4.       The student who attends a video club – what type of videos are they watching?

It depends on the week!  Members get to choose what to watch and they take turns picking the videos.  It sounded like they were mostly watching documentaries and feature films.

5.       Did you interview any non-English speakers from Europe?

Unfortunately, my foreign language skills aren’t up to the task!

6.       We seem to get lots of questions whether the YouTube terms of use allow classroom use.  Is this more of a Canadian concern?

I haven’t heard it come up in any of the librarian interviews I have conducted, but that is not to say it is only a Canadian issue.  I would love to hear from others on this question!

7.       I wonder to what degree not using the library for video is a factor of libraries NOT cataloging video. 25% do not catalog streaming video at all…. larger numbers do not catalog term license, etc. (Per Survey of Academic Library Streaming Video). Thoughts?

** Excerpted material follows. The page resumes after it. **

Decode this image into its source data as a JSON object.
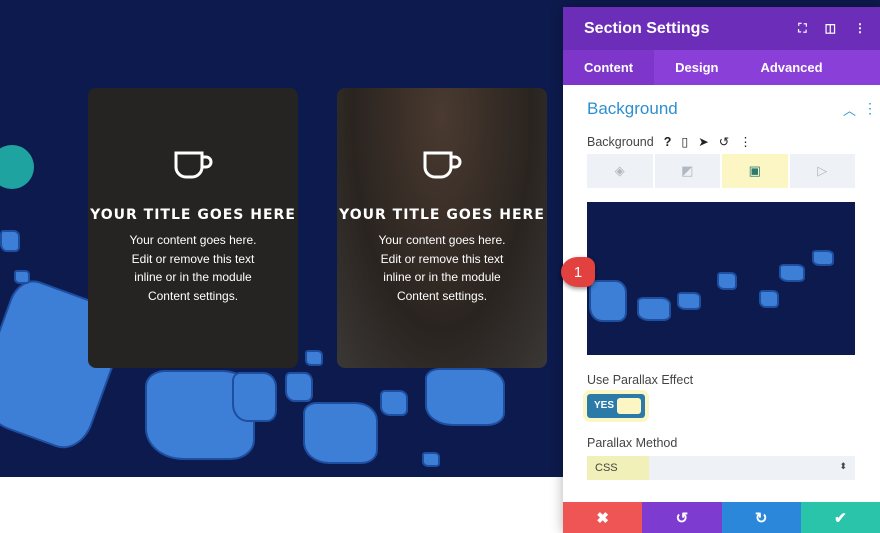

I wish I believed that cataloging video would change how students search, but very few students are expecting their library to offer streaming video so they aren’t even trying to search the library.  For those students who are searching for library holdings, adding title level catalog records can certainly help students, especially if your discovery layer includes those records.

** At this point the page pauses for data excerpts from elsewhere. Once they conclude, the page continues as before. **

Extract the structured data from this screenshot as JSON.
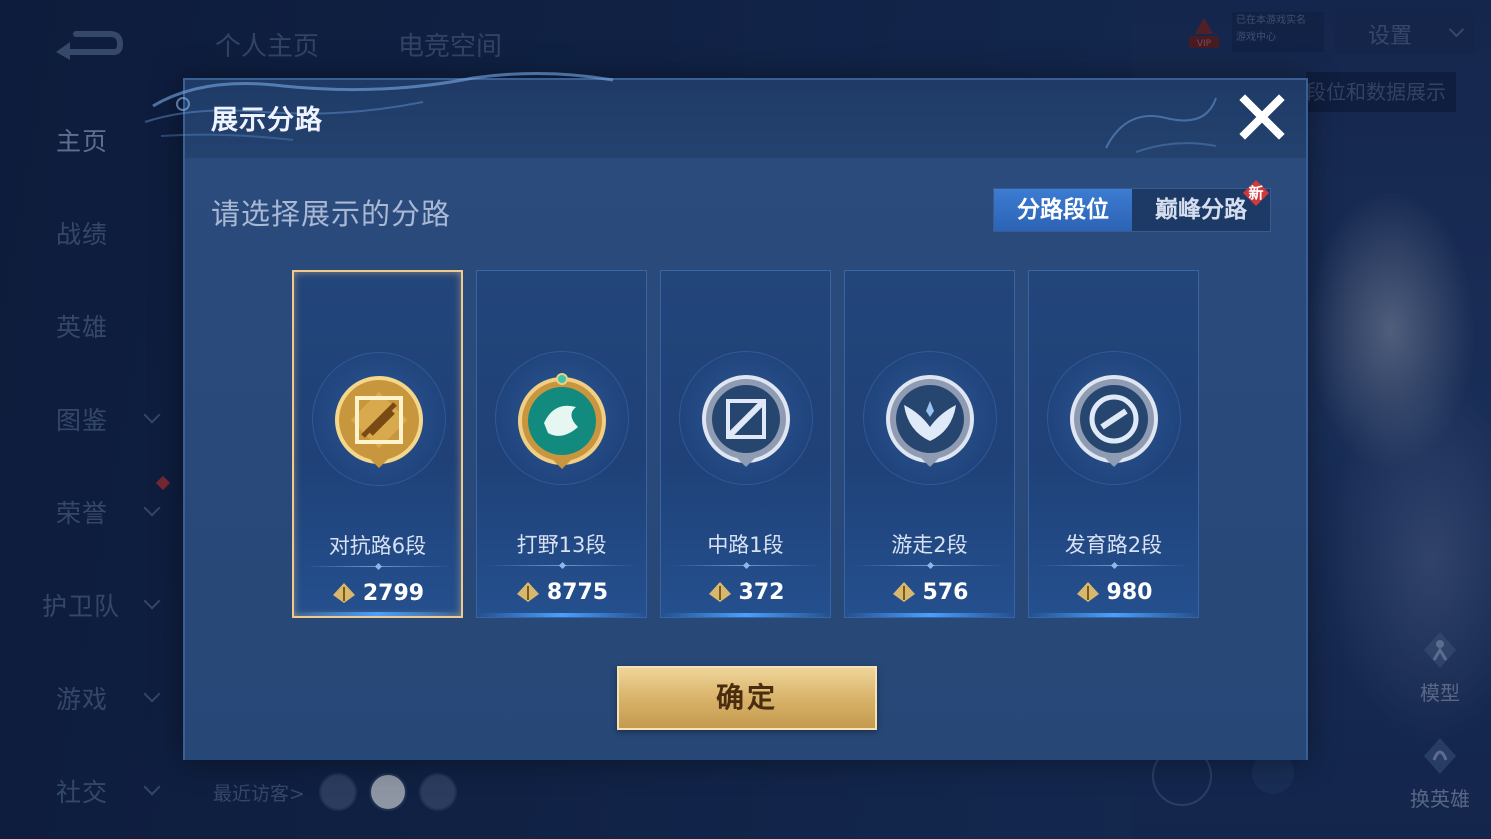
{
  "nav": {
    "back_icon": "back-arrow-icon",
    "top_tabs": [
      "个人主页",
      "电竞空间"
    ],
    "sidebar": [
      {
        "label": "主页",
        "active": true,
        "has_chevron": false
      },
      {
        "label": "战绩",
        "active": false,
        "has_chevron": false
      },
      {
        "label": "英雄",
        "active": false,
        "has_chevron": false
      },
      {
        "label": "图鉴",
        "active": false,
        "has_chevron": true
      },
      {
        "label": "荣誉",
        "active": false,
        "has_chevron": true
      },
      {
        "label": "护卫队",
        "active": false,
        "has_chevron": true
      },
      {
        "label": "游戏",
        "active": false,
        "has_chevron": true
      },
      {
        "label": "社交",
        "active": false,
        "has_chevron": true
      }
    ]
  },
  "header": {
    "vip_label": "VIP",
    "info_line1": "已在本游戏实名",
    "info_line2": "游戏中心",
    "settings_label": "设置",
    "right_label": "段位和数据展示"
  },
  "right_buttons": {
    "model_label": "模型",
    "switch_hero_label": "换英雄"
  },
  "visitors": {
    "label": "最近访客>"
  },
  "modal": {
    "title": "展示分路",
    "subtitle": "请选择展示的分路",
    "segments": [
      "分路段位",
      "巅峰分路"
    ],
    "active_segment": 0,
    "new_badge": "新",
    "cards": [
      {
        "name": "对抗路6段",
        "points": "2799",
        "icon": "clash-lane-gold-badge-icon",
        "selected": true
      },
      {
        "name": "打野13段",
        "points": "8775",
        "icon": "jungle-dragon-badge-icon",
        "selected": false
      },
      {
        "name": "中路1段",
        "points": "372",
        "icon": "mid-lane-silver-badge-icon",
        "selected": false
      },
      {
        "name": "游走2段",
        "points": "576",
        "icon": "roam-wings-badge-icon",
        "selected": false
      },
      {
        "name": "发育路2段",
        "points": "980",
        "icon": "farm-lane-badge-icon",
        "selected": false
      }
    ],
    "confirm_label": "确定"
  },
  "colors": {
    "accent_blue": "#2c63b5",
    "gold": "#d9b36a",
    "selected_border": "#f0c98d"
  }
}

In the meantime, I think the more librarians can educate faculty about the libraries’ collections, the more those collections can be embedded into the student experience,  and the more that both discovery and usage will increase.

8.       Would putting the video in a course management system help? Students here say they can’t live without Moodle.

Yes!  I think embedding the videos anywhere the faculty and the students are is an easy way to make sure they find and use the videos.  The next step will be how you can make sure they are aware that the library has funded the videos they are using so that the value of the library isn’t lost as the experience becomes more seamless for your users.

9.       Sounds like SAGE is coming out with videos on Counseling, Education, and Media & Communications in April 2015 – any hints on what this will be or how this research will impact those products?

Yes, we are applying what we are learning from faculty, students, and librarians.  For us, the research we have conducted with faculty has led to the creation of original videos that address the need for engaging instructional videos that discuss concepts, videos that show how to do something, video case studies, and even short video definitions that can be embedded into a learning management system so that faculty can illustrate how a single concept can have multiple definitions.  In this way, faculty can use a segment of a SAGE video during class or assign a video to be watched prior to class, moving from a video that discusses a concept to a video that illustrates that concept being applied in a real-world setting.

This idea of creating a video that discusses a concept and also creating a video that illustrates the concept applied in a real world setting appeals to students.  Students are searching for videos to help them prepare for an exam, so having great AND knowledgeable speakers can provide a breakthrough moment that students need.  Additionally, one student told me that she can get good grades on her exams, but she still doesn’t understand what the real world applications are for the advanced concepts she is studying. When she looks for videos that illustrate real world applications, she has a hard time finding them (but she can find similar videos for more introductory concepts).

For students, and for the librarians who often represent them, we are addressing platform issues, as well as ensuring that our videos are current and appealing.  Features and functionalities we have added due to the research include the ability to clip videos (and adding video tutorials on how to embed a SAGE video into PowerPoint because so many students tell us they can’t successfully embed a YouTube video into PowerPoint), to have transcripts that auto-scroll along with the video in order to address the issue students have of not fully understanding what a speaker is saying, the ability to speed up or slow down the video, and the ability to download the transcript so that students who want to analyze the text can do so easily.